The United States Supreme Court once ruled Federal income tax unconstitutional. Income tax was first imposed during the Civil War as a temporary revenue-raising measure.

The Wodaabe, sheltered from the influences of the outside world, have unusual customs. When Wodaabe greet each other, they may not look each other directly in the eyes. During daylight hours, a man cannot hold his wife's hand in public, call her by name, or speak to her in a personal way.

There are many theories of how tipping came to be, but the most prevalent story goes back several hundred years to England. When people traveled by stagecoach, they often sent a servant ahead to make arrangements for their arrival. The servant would give the service providers money “to ensure promptness,” which was shortened by initials to be “tip.” Today a tip is more of a thank you after good service than a bribe to get good service.

There are more than 100 offenses that carry the death penalty in Iran.

There are some driving differences in Japan that tourists should know. Motorists drive on the left side of the road and the steering wheel is on the right, like in the United Kingdom. In areas where there are few police, people routinely speed 30 km over the speed limit (50 kph), and taxi drivers are notorious for their aggressive driving. The pedestrian always has the right of way, and drivers can not turn on a red light.

There is meaning behind the wedding custom of “something old, something new, something borrowed, something blue.” The “old” thing was a personal gift from the bride's mom to make a bond to the bride's old life. The “new” item symbolized hope for the future and the newly formed family. The “borrowed” item was a gift from a happily married woman that would carry some of the woman's happiness into the new marriage. The something “blue” came from two sources that had similar meanings. To ancient Romans, maidens wore blue to show fidelity and modesty, and to Christians, blue was linked to the purity of the Virgin Mary.

Tourists need to be aware that, when traveling in Germany, a screwing gesture at one's head is a strong symbol, meaning "You're crazy." Often used by drivers on the autobahn to comment on the driving skills of other travelers, this gesture can get you arrested. The same gesture is used in Argentina.

Trap regulations in California for lobster fisherman require an escape port for undersized lobsters.

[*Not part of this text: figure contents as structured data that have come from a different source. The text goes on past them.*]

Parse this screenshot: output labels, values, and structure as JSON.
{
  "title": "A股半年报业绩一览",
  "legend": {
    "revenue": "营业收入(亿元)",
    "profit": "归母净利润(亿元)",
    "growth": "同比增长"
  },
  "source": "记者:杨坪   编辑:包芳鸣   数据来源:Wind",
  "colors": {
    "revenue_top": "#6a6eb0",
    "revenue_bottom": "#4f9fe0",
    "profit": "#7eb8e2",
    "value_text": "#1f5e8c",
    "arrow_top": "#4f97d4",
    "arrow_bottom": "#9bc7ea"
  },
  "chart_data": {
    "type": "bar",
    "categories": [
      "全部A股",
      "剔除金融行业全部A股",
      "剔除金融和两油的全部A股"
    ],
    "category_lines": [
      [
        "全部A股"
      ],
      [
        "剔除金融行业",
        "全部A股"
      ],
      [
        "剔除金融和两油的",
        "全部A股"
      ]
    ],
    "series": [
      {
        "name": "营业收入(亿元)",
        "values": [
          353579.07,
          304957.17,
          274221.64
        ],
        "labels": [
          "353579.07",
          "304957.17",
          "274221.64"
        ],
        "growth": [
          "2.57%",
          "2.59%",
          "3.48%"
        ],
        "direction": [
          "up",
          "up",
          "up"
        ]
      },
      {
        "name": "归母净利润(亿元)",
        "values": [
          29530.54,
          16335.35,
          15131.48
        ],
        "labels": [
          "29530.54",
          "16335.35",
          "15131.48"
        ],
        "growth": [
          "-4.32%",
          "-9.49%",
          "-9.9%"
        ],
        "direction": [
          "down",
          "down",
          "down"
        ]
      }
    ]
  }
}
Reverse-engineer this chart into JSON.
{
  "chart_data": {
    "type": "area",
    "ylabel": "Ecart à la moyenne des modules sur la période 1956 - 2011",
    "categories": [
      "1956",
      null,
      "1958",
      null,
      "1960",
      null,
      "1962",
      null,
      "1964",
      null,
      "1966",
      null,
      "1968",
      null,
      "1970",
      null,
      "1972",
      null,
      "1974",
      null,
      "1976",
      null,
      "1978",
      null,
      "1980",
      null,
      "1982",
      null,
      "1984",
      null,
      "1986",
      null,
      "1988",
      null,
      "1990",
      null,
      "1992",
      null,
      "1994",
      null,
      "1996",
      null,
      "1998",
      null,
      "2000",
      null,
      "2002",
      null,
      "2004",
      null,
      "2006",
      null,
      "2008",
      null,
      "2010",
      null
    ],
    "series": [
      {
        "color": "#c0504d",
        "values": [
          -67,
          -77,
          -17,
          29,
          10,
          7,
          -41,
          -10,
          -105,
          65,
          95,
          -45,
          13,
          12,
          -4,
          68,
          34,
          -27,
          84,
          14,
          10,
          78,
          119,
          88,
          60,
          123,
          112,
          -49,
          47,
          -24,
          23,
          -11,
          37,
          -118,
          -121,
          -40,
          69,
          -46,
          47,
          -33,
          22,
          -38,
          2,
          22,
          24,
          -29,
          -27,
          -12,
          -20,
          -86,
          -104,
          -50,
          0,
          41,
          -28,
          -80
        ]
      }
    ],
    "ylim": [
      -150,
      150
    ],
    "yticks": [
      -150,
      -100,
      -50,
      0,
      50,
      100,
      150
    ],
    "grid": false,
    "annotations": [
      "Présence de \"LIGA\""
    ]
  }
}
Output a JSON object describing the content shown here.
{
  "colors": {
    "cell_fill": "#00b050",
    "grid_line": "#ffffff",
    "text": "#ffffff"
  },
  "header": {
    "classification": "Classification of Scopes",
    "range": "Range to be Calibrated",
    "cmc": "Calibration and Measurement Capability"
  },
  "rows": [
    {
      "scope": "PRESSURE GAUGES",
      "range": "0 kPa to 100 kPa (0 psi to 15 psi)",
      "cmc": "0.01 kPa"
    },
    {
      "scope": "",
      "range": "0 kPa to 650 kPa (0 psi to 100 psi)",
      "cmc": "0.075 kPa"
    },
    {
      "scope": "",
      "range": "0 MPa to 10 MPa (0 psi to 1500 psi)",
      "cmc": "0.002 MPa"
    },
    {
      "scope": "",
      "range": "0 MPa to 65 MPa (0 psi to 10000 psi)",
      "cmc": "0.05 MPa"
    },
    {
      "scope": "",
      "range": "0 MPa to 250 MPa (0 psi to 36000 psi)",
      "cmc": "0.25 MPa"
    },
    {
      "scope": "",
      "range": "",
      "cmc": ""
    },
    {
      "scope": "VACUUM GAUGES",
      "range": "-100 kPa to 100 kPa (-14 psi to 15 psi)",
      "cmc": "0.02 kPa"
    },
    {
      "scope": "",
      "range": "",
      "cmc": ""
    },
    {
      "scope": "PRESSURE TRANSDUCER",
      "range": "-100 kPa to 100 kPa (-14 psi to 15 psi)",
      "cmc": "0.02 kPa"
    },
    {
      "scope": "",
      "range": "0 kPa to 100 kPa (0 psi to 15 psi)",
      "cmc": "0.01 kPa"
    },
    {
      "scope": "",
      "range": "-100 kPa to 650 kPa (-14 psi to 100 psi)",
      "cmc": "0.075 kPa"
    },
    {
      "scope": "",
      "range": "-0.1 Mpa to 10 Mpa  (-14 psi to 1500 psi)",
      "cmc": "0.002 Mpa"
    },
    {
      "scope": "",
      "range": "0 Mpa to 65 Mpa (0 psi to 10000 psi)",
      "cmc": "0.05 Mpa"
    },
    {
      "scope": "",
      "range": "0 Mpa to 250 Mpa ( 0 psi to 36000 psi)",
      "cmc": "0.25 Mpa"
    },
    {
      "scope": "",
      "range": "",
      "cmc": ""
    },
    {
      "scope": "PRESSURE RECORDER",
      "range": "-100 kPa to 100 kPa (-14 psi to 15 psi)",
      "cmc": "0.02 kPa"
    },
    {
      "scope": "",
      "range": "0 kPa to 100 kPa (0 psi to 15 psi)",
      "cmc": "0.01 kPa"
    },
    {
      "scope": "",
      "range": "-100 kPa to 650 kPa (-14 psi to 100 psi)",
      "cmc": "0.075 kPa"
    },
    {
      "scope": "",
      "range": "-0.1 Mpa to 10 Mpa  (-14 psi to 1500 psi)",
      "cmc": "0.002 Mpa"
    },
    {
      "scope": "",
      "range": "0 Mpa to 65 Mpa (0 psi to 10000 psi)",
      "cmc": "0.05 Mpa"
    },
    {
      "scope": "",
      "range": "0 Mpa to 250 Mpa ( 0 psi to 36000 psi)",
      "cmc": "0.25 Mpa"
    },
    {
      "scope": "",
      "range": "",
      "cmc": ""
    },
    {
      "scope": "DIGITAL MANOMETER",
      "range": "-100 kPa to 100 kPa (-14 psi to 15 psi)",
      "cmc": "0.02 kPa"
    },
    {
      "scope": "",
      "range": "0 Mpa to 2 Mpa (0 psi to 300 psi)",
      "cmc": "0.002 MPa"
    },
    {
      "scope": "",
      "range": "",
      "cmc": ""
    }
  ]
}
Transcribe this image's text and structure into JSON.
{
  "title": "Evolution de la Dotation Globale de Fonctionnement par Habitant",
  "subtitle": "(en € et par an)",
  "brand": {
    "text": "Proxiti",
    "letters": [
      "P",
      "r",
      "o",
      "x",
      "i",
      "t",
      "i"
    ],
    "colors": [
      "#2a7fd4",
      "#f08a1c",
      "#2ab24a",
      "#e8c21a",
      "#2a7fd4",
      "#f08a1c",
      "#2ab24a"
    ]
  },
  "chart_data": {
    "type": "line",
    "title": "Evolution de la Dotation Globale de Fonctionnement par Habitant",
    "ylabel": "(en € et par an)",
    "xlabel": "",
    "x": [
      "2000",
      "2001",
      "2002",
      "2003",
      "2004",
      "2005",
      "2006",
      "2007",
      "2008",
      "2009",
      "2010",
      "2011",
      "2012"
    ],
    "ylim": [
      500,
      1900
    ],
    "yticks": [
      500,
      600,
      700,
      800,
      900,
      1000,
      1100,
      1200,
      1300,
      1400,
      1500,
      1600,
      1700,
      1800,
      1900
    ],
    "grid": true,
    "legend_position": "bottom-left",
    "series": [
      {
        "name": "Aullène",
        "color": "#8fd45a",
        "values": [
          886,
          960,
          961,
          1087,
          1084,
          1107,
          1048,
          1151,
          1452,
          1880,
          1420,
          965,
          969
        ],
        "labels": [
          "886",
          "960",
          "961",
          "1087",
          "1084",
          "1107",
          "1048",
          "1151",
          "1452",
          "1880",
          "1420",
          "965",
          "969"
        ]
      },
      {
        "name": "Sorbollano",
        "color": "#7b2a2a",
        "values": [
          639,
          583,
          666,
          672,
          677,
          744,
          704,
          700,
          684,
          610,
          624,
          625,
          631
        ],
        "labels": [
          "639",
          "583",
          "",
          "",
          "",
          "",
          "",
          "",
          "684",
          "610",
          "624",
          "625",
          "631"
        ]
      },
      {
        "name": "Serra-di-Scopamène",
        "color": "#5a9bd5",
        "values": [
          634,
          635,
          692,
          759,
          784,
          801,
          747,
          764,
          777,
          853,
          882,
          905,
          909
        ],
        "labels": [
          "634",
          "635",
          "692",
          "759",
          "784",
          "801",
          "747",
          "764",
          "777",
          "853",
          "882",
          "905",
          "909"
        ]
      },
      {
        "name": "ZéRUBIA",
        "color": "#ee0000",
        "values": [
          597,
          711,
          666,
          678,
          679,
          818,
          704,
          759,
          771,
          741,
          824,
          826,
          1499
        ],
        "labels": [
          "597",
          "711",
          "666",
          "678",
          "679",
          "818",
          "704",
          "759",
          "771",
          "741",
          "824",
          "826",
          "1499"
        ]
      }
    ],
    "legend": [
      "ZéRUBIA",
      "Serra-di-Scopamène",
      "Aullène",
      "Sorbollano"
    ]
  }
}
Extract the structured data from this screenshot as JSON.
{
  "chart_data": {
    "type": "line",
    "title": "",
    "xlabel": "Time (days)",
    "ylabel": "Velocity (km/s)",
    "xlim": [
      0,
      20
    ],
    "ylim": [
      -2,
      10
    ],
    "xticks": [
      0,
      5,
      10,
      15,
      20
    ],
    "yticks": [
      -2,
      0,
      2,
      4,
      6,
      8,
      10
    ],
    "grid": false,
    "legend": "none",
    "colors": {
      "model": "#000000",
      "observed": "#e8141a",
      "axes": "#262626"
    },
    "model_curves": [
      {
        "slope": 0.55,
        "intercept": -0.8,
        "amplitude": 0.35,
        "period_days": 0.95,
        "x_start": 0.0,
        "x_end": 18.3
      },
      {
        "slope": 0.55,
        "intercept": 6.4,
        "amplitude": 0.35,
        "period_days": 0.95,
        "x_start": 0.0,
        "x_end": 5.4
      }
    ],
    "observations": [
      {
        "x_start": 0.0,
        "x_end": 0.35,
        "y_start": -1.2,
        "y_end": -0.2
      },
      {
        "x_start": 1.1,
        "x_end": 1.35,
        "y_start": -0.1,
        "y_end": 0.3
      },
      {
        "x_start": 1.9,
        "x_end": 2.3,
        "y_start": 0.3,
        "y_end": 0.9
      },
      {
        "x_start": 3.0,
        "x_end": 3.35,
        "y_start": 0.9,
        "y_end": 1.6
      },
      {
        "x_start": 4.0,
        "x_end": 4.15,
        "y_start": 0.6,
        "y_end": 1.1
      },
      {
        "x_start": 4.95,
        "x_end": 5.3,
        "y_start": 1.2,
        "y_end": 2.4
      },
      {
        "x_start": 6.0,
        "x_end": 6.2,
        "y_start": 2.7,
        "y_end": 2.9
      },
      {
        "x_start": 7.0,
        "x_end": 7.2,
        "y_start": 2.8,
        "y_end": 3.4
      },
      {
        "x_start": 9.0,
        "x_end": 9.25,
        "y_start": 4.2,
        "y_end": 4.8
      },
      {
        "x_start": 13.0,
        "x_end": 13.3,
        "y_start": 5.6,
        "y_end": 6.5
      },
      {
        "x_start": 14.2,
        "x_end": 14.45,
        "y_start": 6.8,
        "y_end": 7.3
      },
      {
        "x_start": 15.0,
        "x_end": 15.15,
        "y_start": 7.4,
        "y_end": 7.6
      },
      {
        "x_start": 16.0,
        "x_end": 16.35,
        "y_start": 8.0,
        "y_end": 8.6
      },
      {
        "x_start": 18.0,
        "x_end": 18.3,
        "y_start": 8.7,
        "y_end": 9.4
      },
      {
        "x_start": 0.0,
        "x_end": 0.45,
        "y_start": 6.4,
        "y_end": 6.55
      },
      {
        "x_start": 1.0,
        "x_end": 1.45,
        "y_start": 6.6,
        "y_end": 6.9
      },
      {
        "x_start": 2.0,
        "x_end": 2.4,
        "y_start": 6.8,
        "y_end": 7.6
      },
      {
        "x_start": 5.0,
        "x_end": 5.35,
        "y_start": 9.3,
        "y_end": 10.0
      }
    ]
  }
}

Twenty-two inches is the minimum legal length for commercial sale of California halibut.

A local ordinance in Atwoodville, Connecticut, prohibits people from playing Scrabble while waiting for a politician to speak.

A new law passed in the fall of 2000 gives e-signatures the same legal standing as handwritten signatures.

A richly embroidered veil, or "burga," festooned with buttons and pendants cloaks the faces of the young girls of Sudan's Rashaida. Their interpretation of Islamic law dictates that females wear the veil starting at the age of five. The covering must be worn even at mealtimes. It can be removed only in the strictest of privacy.